Page 1 of 1

SHA-256 implementation on QPUs

Posted: Thu May 15, 2014 2:49 am
by eman
For anyone interested, I've written a parallel SHA-256 implementation for the QPU:

It does about 3.1 Mh/s (single-block hash) at about 93% efficiency (IPC) which makes it 14.6x faster than the CPU reference implementation. (Which is probably saying at least as much about how slow the CPU is ...). Considering that only about half the QPU gets used (the SHA-256 operations are heavy on the add pipe operations and really can't make use of the multiply operations), that's pretty respectable.
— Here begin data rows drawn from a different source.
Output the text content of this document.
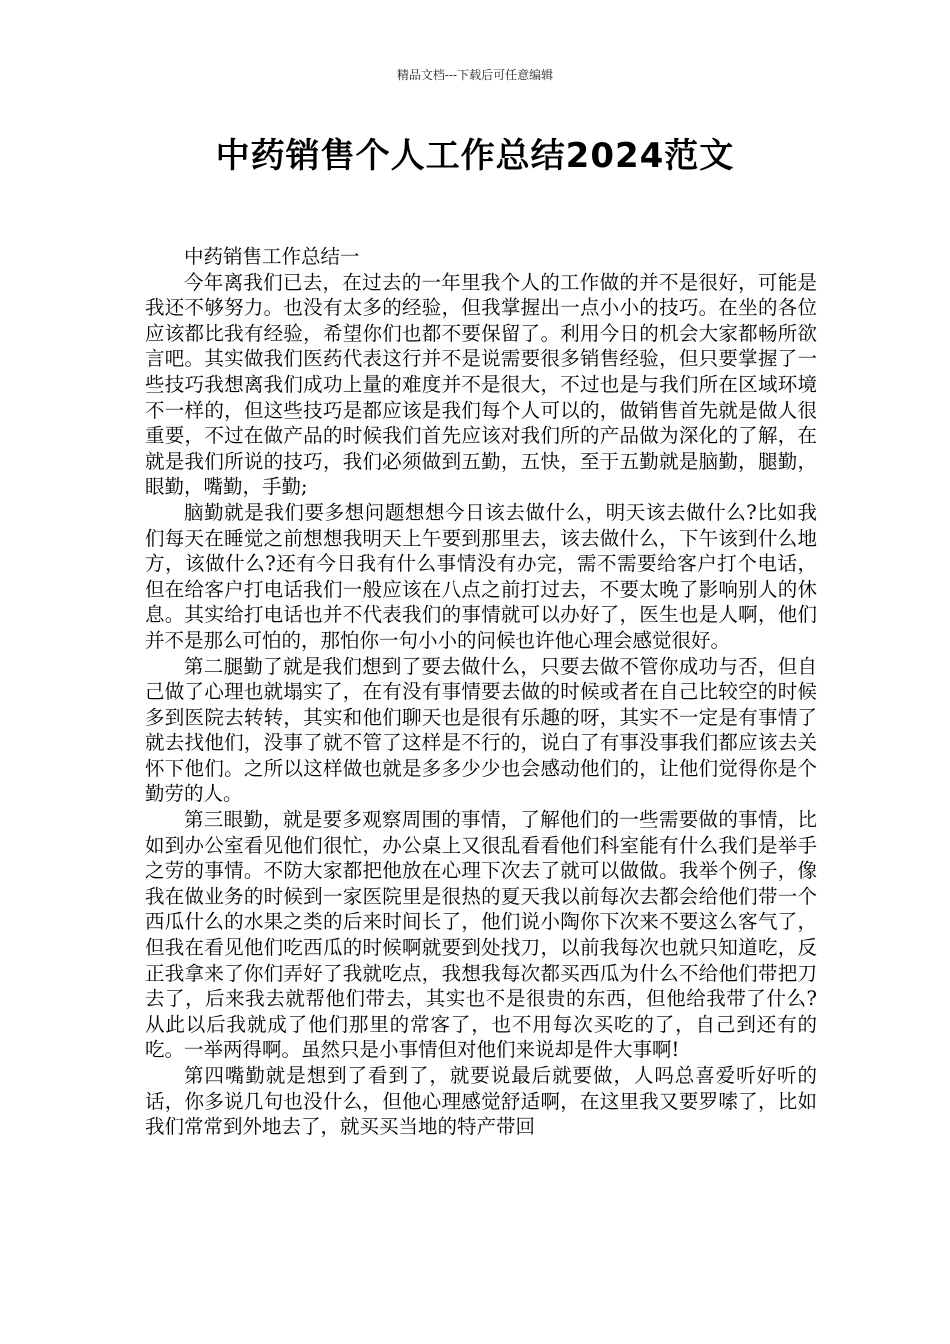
精品文档---下载后可任意编辑
中药销售个人工作总结2024范文

中药销售工作总结一

今年离我们已去，在过去的一年里我个人的工作做的并不是很好，可能是我还不够努力。也没有太多的经验，但我掌握出一点小小的技巧。在坐的各位应该都比我有经验，希望你们也都不要保留了。利用今日的机会大家都畅所欲言吧。其实做我们医药代表这行并不是说需要很多销售经验，但只要掌握了一些技巧我想离我们成功上量的难度并不是很大，不过也是与我们所在区域环境不一样的，但这些技巧是都应该是我们每个人可以的，做销售首先就是做人很重要，不过在做产品的时候我们首先应该对我们所的产品做为深化的了解，在就是我们所说的技巧，我们必须做到五勤，五快，至于五勤就是脑勤，腿勤，眼勤，嘴勤，手勤;

脑勤就是我们要多想问题想想今日该去做什么，明天该去做什么?比如我们每天在睡觉之前想想我明天上午要到那里去，该去做什么，下午该到什么地方，该做什么?还有今日我有什么事情没有办完，需不需要给客户打个电话，但在给客户打电话我们一般应该在八点之前打过去，不要太晚了影响别人的休息。其实给打电话也并不代表我们的事情就可以办好了，医生也是人啊，他们并不是那么可怕的，那怕你一句小小的问候也许他心理会感觉很好。

第二腿勤了就是我们想到了要去做什么，只要去做不管你成功与否，但自己做了心理也就塌实了，在有没有事情要去做的时候或者在自己比较空的时候多到医院去转转，其实和他们聊天也是很有乐趣的呀，其实不一定是有事情了就去找他们，没事了就不管了这样是不行的，说白了有事没事我们都应该去关怀下他们。之所以这样做也就是多多少少也会感动他们的，让他们觉得你是个勤劳的人。

第三眼勤，就是要多观察周围的事情，了解他们的一些需要做的事情，比如到办公室看见他们很忙，办公桌上又很乱看看他们科室能有什么我们是举手之劳的事情。不防大家都把他放在心理下次去了就可以做做。我举个例子，像我在做业务的时候到一家医院里是很热的夏天我以前每次去都会给他们带一个西瓜什么的水果之类的后来时间长了，他们说小陶你下次来不要这么客气了，但我在看见他们吃西瓜的时候啊就要到处找刀，以前我每次也就只知道吃，反正我拿来了你们弄好了我就吃点，我想我每次都买西瓜为什么不给他们带把刀去了，后来我去就帮他们带去，其实也不是很贵的东西，但他给我带了什么?从此以后我就成了他们那里的常客了，也不用每次买吃的了，自己到还有的吃。一举两得啊。虽然只是小事情但对他们来说却是件大事啊!

第四嘴勤就是想到了看到了，就要说最后就要做，人吗总喜爱听好听的话，你多说几句也没什么，但他心理感觉舒适啊，在这里我又要罗嗦了，比如我们常常到外地去了，就买买当地的特产带回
I have no interest in BTC mining but if someone else wants to try to integrate it, feel free. (Obviously, the hash rate would be significantly lower - at least half).

Since chunks of optimized assembly are often hard to work with and understand, I've also started a series of blog articles on the QPUs and optimization. I certainly made some false starts along the way and I was planning to highlight a few of those as well as walk through the process and optimizations. The first three articles are up:

We'll see if I can actually finish the series ...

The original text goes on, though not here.